Out of interest, how much longer would it have taken to do the other two endings?
When I started the run I figured I would just time all the endings and do the fastest one, but by the time I got to the end of the run (the 2nd time I had to finish each segment after restarting) I was pretty sick of running that area. All the damn aliens and respawning mobs make it a pain. I know Tong's ending where you blow up the reactors would probably have taken a lot longer. However, I have suspicions that Everett's blue fusion hunt ending might be close... but I didn't want to bother finding the reactors and then fumbling around all the monsters trying to find the fastest route to run them. The only speed advantage to the blue fusion ending would be that you don't have to leave that area to complete it, unlike the other two.
I just decided to pick my favourite ending and figured it was about as fast as the blue fusion hunt.

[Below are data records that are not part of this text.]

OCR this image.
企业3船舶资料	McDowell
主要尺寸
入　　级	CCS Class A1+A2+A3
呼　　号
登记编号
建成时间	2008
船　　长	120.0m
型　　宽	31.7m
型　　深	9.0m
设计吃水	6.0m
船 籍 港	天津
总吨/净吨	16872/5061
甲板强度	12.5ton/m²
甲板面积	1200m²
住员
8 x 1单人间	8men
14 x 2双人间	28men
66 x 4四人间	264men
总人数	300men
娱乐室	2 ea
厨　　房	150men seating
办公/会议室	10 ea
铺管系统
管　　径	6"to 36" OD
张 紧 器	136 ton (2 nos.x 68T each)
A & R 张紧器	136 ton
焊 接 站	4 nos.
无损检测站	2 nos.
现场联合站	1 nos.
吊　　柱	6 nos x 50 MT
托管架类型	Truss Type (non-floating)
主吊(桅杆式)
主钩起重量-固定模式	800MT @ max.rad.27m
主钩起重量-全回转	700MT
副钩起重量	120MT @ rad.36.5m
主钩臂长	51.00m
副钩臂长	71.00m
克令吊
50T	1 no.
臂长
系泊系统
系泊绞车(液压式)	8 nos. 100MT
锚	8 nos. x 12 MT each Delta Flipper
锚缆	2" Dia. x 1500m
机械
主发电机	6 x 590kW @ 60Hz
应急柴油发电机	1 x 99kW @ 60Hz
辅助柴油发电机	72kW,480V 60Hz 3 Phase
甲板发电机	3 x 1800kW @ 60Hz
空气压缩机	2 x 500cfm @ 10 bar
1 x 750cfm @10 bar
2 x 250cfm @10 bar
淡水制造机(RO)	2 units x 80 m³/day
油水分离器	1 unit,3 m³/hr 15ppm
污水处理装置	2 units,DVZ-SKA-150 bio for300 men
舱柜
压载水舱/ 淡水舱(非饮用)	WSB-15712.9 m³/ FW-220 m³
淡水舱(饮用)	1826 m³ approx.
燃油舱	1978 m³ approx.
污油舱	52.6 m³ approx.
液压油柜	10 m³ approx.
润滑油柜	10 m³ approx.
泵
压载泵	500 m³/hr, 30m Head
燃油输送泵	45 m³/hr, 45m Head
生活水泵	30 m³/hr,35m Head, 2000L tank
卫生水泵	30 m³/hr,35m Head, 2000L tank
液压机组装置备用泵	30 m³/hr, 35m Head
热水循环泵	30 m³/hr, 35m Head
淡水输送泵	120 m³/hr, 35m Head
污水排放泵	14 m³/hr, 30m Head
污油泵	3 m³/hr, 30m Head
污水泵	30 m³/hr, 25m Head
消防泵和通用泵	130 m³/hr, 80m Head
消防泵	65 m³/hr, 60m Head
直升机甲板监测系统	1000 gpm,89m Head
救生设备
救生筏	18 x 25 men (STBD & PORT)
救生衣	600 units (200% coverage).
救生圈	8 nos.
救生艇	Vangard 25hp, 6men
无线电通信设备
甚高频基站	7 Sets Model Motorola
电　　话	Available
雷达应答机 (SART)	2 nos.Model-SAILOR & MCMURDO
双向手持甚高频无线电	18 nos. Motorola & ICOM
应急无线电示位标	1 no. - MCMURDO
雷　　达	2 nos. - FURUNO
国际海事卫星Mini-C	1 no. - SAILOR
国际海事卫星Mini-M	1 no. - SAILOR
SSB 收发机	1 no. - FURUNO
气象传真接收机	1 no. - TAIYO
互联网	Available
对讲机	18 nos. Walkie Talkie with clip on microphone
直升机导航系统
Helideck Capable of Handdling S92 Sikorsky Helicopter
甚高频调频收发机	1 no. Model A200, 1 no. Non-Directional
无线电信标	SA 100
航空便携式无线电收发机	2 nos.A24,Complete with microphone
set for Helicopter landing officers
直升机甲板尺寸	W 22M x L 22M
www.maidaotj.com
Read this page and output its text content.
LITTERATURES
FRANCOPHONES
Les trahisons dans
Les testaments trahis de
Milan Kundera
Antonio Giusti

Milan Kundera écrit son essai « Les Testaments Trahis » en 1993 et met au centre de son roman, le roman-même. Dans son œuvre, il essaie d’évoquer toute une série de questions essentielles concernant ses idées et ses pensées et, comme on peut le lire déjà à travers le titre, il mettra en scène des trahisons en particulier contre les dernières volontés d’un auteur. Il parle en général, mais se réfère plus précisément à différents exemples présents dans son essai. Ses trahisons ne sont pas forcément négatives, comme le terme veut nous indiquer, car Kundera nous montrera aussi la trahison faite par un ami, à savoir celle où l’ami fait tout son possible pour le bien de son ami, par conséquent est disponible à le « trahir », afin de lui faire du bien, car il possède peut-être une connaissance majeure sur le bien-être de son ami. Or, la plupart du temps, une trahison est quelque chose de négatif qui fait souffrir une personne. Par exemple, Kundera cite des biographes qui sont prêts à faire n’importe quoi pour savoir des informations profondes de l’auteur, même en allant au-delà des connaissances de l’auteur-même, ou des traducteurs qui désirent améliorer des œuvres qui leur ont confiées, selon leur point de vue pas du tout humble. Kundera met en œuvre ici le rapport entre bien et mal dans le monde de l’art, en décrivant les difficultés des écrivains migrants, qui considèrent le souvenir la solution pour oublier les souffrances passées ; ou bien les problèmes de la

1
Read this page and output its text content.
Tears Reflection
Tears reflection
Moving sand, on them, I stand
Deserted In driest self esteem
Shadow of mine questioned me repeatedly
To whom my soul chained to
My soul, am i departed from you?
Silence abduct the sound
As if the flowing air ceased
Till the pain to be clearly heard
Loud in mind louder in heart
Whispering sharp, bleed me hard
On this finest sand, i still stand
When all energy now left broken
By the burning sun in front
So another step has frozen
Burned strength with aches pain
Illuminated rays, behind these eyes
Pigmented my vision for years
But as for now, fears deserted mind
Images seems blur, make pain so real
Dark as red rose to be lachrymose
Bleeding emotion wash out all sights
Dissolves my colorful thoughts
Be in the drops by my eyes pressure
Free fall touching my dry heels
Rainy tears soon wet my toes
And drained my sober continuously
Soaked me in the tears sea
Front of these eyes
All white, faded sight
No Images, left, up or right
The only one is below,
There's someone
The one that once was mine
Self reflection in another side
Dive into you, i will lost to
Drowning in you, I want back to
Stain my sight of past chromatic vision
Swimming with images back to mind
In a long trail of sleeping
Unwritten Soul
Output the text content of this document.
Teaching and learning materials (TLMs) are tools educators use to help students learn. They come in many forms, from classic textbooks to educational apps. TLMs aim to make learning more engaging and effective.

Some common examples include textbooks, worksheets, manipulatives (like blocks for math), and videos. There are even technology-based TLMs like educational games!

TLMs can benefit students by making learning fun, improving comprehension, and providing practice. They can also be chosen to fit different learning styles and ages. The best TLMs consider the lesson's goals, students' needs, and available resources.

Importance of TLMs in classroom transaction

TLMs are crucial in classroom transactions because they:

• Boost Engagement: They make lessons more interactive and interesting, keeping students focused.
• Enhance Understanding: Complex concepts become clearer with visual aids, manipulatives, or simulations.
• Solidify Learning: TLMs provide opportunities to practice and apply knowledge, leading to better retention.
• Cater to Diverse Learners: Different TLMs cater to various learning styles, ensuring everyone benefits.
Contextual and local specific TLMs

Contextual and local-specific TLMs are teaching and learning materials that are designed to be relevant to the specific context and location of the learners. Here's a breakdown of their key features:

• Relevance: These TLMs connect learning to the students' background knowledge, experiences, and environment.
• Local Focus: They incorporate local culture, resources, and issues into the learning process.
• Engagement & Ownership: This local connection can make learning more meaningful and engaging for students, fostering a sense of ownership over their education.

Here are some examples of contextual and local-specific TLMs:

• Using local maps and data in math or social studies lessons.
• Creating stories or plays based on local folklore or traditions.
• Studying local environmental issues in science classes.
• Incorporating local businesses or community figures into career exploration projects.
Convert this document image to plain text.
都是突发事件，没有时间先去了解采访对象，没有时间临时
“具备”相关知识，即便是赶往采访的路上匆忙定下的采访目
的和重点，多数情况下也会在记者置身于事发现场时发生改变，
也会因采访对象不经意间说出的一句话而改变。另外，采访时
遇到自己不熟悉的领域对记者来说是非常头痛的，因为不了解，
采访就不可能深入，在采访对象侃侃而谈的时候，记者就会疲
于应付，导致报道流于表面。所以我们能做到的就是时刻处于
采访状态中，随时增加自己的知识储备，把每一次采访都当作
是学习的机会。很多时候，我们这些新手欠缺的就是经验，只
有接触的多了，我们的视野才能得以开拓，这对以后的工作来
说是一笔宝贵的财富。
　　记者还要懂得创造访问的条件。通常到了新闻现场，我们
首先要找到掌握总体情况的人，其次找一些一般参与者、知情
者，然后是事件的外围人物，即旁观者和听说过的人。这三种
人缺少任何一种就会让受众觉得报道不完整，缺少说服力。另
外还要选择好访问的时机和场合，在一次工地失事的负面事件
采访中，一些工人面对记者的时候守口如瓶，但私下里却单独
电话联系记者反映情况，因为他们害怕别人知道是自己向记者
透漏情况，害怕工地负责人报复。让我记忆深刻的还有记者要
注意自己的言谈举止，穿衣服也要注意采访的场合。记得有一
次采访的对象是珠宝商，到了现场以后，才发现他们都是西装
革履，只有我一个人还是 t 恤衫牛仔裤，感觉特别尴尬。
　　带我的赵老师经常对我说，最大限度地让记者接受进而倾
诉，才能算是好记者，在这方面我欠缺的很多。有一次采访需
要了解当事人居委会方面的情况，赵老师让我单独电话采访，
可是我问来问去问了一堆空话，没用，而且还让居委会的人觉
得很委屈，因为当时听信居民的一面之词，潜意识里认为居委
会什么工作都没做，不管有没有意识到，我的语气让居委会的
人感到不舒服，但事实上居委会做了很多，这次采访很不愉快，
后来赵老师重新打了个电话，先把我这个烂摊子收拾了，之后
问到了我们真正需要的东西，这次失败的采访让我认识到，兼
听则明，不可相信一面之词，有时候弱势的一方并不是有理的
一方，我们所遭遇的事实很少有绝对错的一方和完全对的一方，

On an unrelated note, can you imagine what a single-segment run of this game would be like on Realistic difficulty? Some of the individual segments took me more than 30 attempts to complete successfully. That would be the ultimate challenge, to get them all right in one go.
Yeah, in my attempts, which were basically single segment (in that I never saved before I died), liberty island was doable, but beyond that I started dying a lot, though I was attempting objectives which your run highlighted as totally unnecessary.